Four crystal forms of a Bence-Jones protein.
- Author(s): Makino, Debora L;
- Henschen-Edman, Agnes H;
- McPherson, Alexander
- et al.
Published Web Locationhttps://doi.org/10.1107/s1744309104028532
Four crystal forms have been grown and characterized by X-ray diffraction of a Bence-Jones protein collected from the urine of a multiple myeloma patient more than 40 years ago. Closely related tetragonal and orthorhombic forms belonging to space groups P4(3)2(1)2 and P2(1)2(1)2(1), with unit-cell parameters a = b = 68.7, c = 182.1 and a = 67.7, b = 69.4, c = 87.3 A, diffract to 1.5 and 1.9 A, respectively. Two closely related trigonal forms, both belonging to space group P3(1)21 with unit-cell parameters a = b = 154.3 A but differing by a doubling of the c axis, one 46.9 A and the other 94.0 A, diffract to 2.9 and 2.6 A resolution, respectively.

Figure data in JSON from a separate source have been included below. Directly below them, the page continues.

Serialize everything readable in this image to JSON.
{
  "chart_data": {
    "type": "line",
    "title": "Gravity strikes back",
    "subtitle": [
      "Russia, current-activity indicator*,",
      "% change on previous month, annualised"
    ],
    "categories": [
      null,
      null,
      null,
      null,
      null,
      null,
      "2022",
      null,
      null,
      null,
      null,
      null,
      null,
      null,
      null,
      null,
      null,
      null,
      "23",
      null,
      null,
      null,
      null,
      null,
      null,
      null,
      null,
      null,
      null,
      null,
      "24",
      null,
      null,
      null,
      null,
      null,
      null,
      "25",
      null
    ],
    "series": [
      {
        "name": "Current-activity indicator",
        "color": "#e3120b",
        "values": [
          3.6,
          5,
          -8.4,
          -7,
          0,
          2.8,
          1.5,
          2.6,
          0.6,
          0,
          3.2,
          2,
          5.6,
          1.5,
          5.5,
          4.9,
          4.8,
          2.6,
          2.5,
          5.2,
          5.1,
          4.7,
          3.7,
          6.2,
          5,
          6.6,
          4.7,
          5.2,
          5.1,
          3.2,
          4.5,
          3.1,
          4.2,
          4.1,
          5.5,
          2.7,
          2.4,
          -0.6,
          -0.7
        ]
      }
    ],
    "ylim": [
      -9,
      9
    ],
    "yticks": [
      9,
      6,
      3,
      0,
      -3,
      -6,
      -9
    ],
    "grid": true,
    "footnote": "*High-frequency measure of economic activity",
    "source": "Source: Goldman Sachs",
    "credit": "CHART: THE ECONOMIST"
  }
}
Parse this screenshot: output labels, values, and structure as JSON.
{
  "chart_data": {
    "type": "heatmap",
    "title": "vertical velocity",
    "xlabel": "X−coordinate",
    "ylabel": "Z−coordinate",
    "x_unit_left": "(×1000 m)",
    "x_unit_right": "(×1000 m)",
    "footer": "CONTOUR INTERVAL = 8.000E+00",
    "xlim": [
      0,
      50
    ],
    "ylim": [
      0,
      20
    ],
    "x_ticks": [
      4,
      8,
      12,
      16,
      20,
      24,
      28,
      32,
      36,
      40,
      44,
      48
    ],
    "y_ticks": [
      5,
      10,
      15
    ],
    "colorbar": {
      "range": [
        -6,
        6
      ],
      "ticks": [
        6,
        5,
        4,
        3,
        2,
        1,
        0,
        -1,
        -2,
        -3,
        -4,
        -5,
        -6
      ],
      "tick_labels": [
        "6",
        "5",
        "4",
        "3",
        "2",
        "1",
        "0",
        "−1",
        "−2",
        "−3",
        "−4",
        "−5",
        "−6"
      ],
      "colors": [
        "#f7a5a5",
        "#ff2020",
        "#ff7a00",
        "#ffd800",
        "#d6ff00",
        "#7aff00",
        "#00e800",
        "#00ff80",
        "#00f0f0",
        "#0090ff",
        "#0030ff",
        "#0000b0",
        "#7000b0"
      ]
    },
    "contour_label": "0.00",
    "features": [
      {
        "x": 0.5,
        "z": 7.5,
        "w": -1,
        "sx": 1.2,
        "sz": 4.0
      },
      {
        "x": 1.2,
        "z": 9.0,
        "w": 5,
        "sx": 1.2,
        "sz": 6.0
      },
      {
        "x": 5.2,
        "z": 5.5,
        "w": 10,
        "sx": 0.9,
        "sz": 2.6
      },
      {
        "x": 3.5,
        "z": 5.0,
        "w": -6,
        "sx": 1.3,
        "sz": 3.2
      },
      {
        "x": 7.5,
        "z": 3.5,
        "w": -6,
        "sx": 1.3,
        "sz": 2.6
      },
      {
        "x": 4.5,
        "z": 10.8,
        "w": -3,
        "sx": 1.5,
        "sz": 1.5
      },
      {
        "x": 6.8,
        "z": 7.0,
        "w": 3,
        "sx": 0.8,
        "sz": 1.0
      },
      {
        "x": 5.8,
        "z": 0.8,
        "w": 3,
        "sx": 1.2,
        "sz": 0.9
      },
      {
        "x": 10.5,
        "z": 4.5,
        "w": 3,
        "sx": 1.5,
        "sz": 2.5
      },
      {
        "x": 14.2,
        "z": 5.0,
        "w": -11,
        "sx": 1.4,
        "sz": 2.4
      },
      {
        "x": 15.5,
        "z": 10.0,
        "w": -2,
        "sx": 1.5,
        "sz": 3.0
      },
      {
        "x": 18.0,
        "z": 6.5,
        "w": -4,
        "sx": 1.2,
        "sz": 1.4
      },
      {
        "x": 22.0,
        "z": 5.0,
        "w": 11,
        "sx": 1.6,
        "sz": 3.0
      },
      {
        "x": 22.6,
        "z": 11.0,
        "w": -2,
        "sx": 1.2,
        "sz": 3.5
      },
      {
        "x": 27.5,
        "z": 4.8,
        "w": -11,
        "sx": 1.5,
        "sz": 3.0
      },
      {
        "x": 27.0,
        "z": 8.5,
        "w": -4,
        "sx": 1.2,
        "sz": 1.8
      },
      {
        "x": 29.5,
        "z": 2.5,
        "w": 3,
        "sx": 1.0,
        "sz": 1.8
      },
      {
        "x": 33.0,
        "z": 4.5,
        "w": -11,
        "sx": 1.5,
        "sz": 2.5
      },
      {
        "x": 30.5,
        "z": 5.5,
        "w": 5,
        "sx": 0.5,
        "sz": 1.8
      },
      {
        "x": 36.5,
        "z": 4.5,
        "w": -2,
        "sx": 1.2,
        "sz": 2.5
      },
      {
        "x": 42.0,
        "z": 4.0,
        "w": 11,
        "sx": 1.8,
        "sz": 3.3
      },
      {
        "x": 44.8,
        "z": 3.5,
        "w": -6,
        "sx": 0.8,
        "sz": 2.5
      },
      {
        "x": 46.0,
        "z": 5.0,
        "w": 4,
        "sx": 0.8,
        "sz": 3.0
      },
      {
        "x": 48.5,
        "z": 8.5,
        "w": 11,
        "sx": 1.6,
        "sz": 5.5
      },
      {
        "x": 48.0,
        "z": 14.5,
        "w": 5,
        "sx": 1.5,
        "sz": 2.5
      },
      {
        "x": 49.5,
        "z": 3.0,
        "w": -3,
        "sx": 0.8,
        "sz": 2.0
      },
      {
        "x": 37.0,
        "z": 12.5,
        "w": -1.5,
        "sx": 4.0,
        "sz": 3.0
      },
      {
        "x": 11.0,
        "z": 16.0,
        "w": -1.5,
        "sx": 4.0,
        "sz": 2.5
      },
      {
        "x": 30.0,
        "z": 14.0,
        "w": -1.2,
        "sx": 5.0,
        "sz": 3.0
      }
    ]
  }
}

The trigonal crystal of short c-axis length shows a positive indication of twinning. The trigonal crystal of longer c axis, which appeared only after eight months of incubation at room temperature, is likely to be composed of proteolytically degraded molecules and unlike the other crystal forms contains two entire Bence-Jones dimers in the asymmetric unit. This latter crystal form may shed some light on the formation of fibrils common to certain storage diseases.